Nowhere is this more apparent than at Air Canada. The Canadian national carrier employs some superb aviation professionals, but regrettably this month I have suffered aboard no fewer than four AC flights. All of them departed late, and both of the flights to Toronto (from Quebec City and Winnipeg) spent an additional half-hour on the ground at Canada’s biggest airport awaiting a gate.
Each aircraft was well-maintained (if only the same applied to me) but showing clear signs of age. And the inflight service was as absent as any communication about the reason (for example) why I was still in Chicago even though my ticket said I should be in Montreal.
Indeed, I have already made a couple of podcasts for The Independent this month lamenting my unexpected arrival in Quebec’s largest city in the early hours, and, while awaiting a delayed take-off from Toronto, comparing Air Canada unfavourably with UK-based budget airlines easyJet and Jet2.
So it was not a huge surprise when Harry Potter star Matthew Lewis slammed Air Canada on social media.
“Confirmed. Air Canada is the worst airline in North America. And that’s saying something,” tweeted the actor who played amiable Neville Longbottom in all eight Harry Potter films.
Lewis seems to have been treated poorly at the departure gate at Orlando in Florida by staff working for Air Canada Rouge (the budget subsidiary operating the flight).
“Kicking me out of first class to back of plane is what it is but doing it at the gate. Literally tearing my ticket up. No explanation other than ‘full flight’,” he wrote. “Said if I wanted to sort it I should go to customer service. I asked where that was. ‘Toronto’. I’m in Orlando.”
The airline’s invitation to “sit back and relax in our comfortable economy class cabin” clearly did not appeal to Lewis. He was looking forward to “an exclusive cabin with wider seats and more space to stretch out,” as Air Canada Rouge promises its first class customers.
“Honestly never experienced anything like it. I’ve been bumped before. Comes with the territory. But at the gate, less than two minutes to boarding and without explanation or apology? Never. They even said if I wanna complain or get a refund I have to reach out to them!” the actor continued.
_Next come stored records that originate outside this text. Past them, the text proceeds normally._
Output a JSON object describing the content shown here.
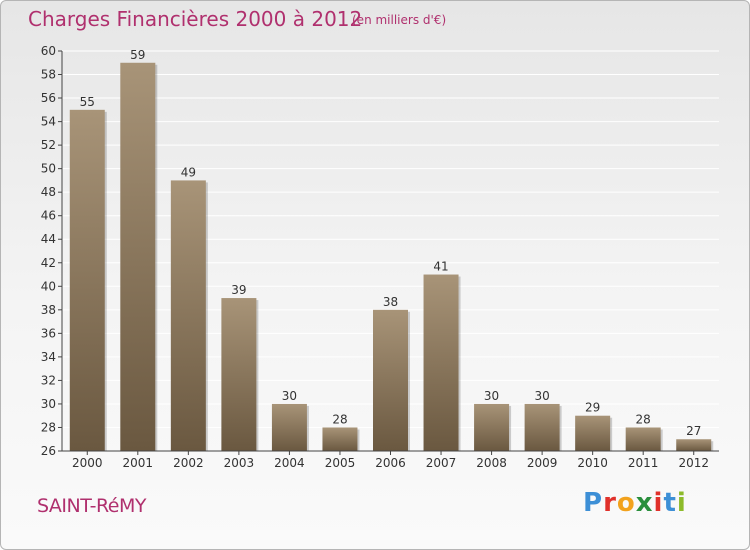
{
  "header": {
    "title": "Charges Financières 2000 à 2012",
    "unit": "(en milliers d'€)"
  },
  "footer": {
    "place": "SAINT-RéMY",
    "brand_letters": [
      "P",
      "r",
      "o",
      "x",
      "i",
      "t",
      "i"
    ],
    "brand_colors": [
      "#3d8fd6",
      "#e0312b",
      "#f2a21d",
      "#2a8f3d",
      "#e0312b",
      "#3d8fd6",
      "#8dbb2a"
    ]
  },
  "colors": {
    "title": "#b0306e",
    "bar_top": "#a89478",
    "bar_bottom": "#6a5840",
    "grid": "#ffffff"
  },
  "chart_data": {
    "type": "bar",
    "categories": [
      "2000",
      "2001",
      "2002",
      "2003",
      "2004",
      "2005",
      "2006",
      "2007",
      "2008",
      "2009",
      "2010",
      "2011",
      "2012"
    ],
    "values": [
      55,
      59,
      49,
      39,
      30,
      28,
      38,
      41,
      30,
      30,
      29,
      28,
      27
    ],
    "ylim": [
      26,
      60
    ],
    "yticks": [
      26,
      28,
      30,
      32,
      34,
      36,
      38,
      40,
      42,
      44,
      46,
      48,
      50,
      52,
      54,
      56,
      58,
      60
    ],
    "grid": true,
    "data_labels": true
  }
}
Air Canada says in its tariff rules that it will “refund the fare difference for the affected flight” if such an issue arises.
To be clear, the 33-year-old actor did not end up slumming it through the night on an ultra-long-haul intercontinental flight: on a good day, the 1,055-mile trip from central Florida to Toronto Pearson airport takes a little over two hours. A cynical traveller might suggest his experience fits snugly into the overhead bin marked First World Problems.
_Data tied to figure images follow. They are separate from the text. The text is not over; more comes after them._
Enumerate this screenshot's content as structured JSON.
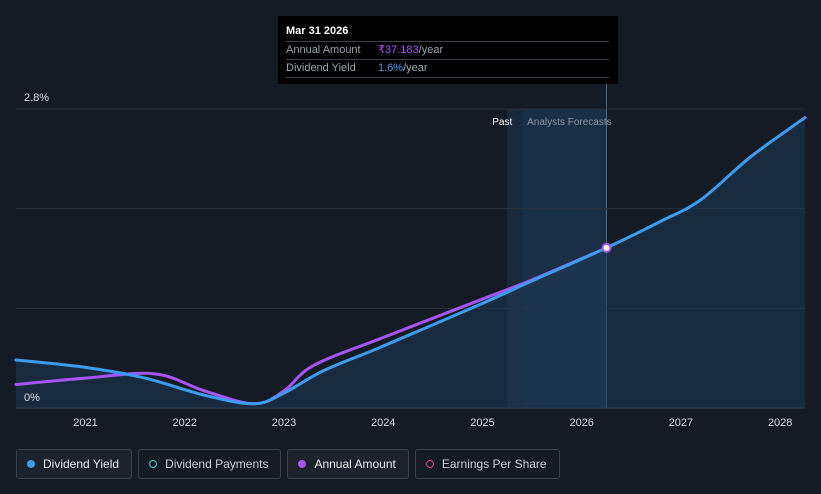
{
  "tooltip": {
    "date": "Mar 31 2026",
    "rows": [
      {
        "label": "Annual Amount",
        "value": "₹37.183",
        "unit": "/year"
      },
      {
        "label": "Dividend Yield",
        "value": "1.6%",
        "unit": "/year"
      }
    ]
  },
  "regions": {
    "past_label": "Past",
    "forecast_label": "Analysts Forecasts"
  },
  "legend": [
    {
      "label": "Dividend Yield",
      "color": "#3b9cf0",
      "style": "filled",
      "active": true
    },
    {
      "label": "Dividend Payments",
      "color": "#2dd4bf",
      "style": "ring",
      "active": false
    },
    {
      "label": "Annual Amount",
      "color": "#a855f7",
      "style": "filled",
      "active": true
    },
    {
      "label": "Earnings Per Share",
      "color": "#e0407a",
      "style": "ring",
      "active": false
    }
  ],
  "chart_data": {
    "type": "line",
    "x_ticks": [
      "2021",
      "2022",
      "2023",
      "2024",
      "2025",
      "2026",
      "2027",
      "2028"
    ],
    "y_ticks": [
      "0%",
      "2.8%"
    ],
    "ylim": [
      0,
      2.8
    ],
    "xlim": [
      2020.3,
      2028.25
    ],
    "grid": true,
    "past_end": 2025.25,
    "forecast_start": 2025.4,
    "highlight_x": 2026.25,
    "series": [
      {
        "name": "Dividend Yield",
        "color": "#3b9cf0",
        "points": [
          [
            2020.3,
            0.45
          ],
          [
            2021.0,
            0.38
          ],
          [
            2021.6,
            0.28
          ],
          [
            2022.2,
            0.12
          ],
          [
            2022.7,
            0.04
          ],
          [
            2023.0,
            0.14
          ],
          [
            2023.4,
            0.35
          ],
          [
            2024.0,
            0.58
          ],
          [
            2025.0,
            0.98
          ],
          [
            2025.5,
            1.19
          ],
          [
            2026.25,
            1.5
          ],
          [
            2026.8,
            1.75
          ],
          [
            2027.2,
            1.95
          ],
          [
            2027.7,
            2.35
          ],
          [
            2028.25,
            2.72
          ]
        ]
      },
      {
        "name": "Annual Amount",
        "color": "#a855f7",
        "points": [
          [
            2020.3,
            0.22
          ],
          [
            2021.0,
            0.28
          ],
          [
            2021.7,
            0.32
          ],
          [
            2022.2,
            0.16
          ],
          [
            2022.7,
            0.04
          ],
          [
            2023.0,
            0.16
          ],
          [
            2023.3,
            0.4
          ],
          [
            2024.0,
            0.66
          ],
          [
            2025.0,
            1.02
          ],
          [
            2025.5,
            1.2
          ],
          [
            2026.25,
            1.5
          ]
        ]
      }
    ]
  }
}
But I do have some advice for Lewis. First, other airlines are most definitely available: well-regarded WestJet links Orlando with Toronto and competes with Air Canada on many other routes.
Second, one clear advantage of always travelling on the cheapest ticket, as I do, is that you are never in danger of a downgrade.
Third, I am not sure that the star has thought through his assertion: “We as a society should not be okay with normalizing the profiteering of overbooking flights and kicking people off flights.”
Overbooking is a perfectly normal part of the airline business, and in North America it almost always works to everyone’s advantage: incentives are offered to people to downgrade or, more usually, to travel on a later flight. The practice enables more passengers to fly, thereby causing less damage per person to the environment, and also gives hope to travellers who are absolutely desperate to fly on apparently fully booked flights. Magic.
The practice must have been dreamed up by some really nice people. Canadians, probably.